English pop duo Go West recorded a version of "What You Won't Do for Love" on their third studio album, Indian Summer (1992), and released it as a single on January 4, 1993 by Chrysalis Records.

===Charts===
====Weekly charts====

| Chart (1993) | Peak position |
|---|---|
| Australia (ARIA) | 122 |
| Canada Top Singles (RPM) | 12 |
| Canada Adult Contemporary (RPM) | 1 |
| Europe (Eurochart Hot 100) | 54 |
| Europe (European Hit Radio) | 19 |
| Germany (GfK) | 52 |
| Iceland (Íslenski Listinn Topp 40) | 31 |
| UK Singles (Official Charts) | 15 |
| UK Airplay (Music Week) | 5 |
| US Billboard Hot 100 | 55 |
| US Adult Contemporary (Billboard) | 3 |
| US Top 40/Mainstream (Billboard) | 36 |
| US Cash Box Top 100 | 50 |

====Year-end charts====

| Chart (1993) | Rank |
|---|---|
| Canada Top Singles (RPM) | 100 |
| Canada Adult Contemporary (RPM) | 36 |
| US Adult Contemporary (Billboard) | 27 |

==Boyz II Men version==
Vocal R&B group Boyz II Men released a cover of the song on their 2004 album Throwback, Vol. 1, featuring rapper MC Lyte.

===Charts===

| Chart (2004) | Peak position |
|---|---|
| US Hot R&B Singles (Billboard) | 60 |

==In popular culture==
The song plays over the ending of the Black-ish episode "Love, Boat" to both punctuate a romantic scene as well as make reference to an earlier line in the episode where Dre recalls the time he comforted his mother after she learned Bobby Caldwell was white.

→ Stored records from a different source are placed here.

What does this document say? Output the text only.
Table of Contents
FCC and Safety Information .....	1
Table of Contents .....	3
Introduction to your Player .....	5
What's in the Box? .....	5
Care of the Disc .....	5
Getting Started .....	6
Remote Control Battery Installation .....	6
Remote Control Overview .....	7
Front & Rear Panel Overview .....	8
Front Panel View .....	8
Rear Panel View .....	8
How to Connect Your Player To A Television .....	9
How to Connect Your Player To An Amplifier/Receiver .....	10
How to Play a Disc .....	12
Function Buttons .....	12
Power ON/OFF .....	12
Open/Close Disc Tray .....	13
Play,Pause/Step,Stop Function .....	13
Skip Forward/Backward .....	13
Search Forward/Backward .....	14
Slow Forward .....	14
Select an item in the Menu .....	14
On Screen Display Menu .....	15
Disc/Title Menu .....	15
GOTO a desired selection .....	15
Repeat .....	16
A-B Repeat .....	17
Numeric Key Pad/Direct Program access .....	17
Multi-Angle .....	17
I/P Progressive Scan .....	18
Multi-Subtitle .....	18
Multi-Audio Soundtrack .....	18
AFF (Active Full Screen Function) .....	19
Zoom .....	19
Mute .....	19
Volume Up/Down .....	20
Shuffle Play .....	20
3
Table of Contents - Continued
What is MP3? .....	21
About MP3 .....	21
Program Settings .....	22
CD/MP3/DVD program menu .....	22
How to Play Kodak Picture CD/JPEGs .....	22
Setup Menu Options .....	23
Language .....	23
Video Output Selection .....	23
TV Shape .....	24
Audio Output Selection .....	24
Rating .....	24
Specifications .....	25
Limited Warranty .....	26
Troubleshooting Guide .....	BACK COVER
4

In 2024, the song gained a resurgence of popularity after a TikTok video was released with a video of chocolate-covered strawberries went viral. At that time, when it is edited, it received over 50 million likes and over 450 million views, making it one of the most liked TikTok videos. This caused the song to surge to number #1 on the TikTok Billboard Top 50 for one week.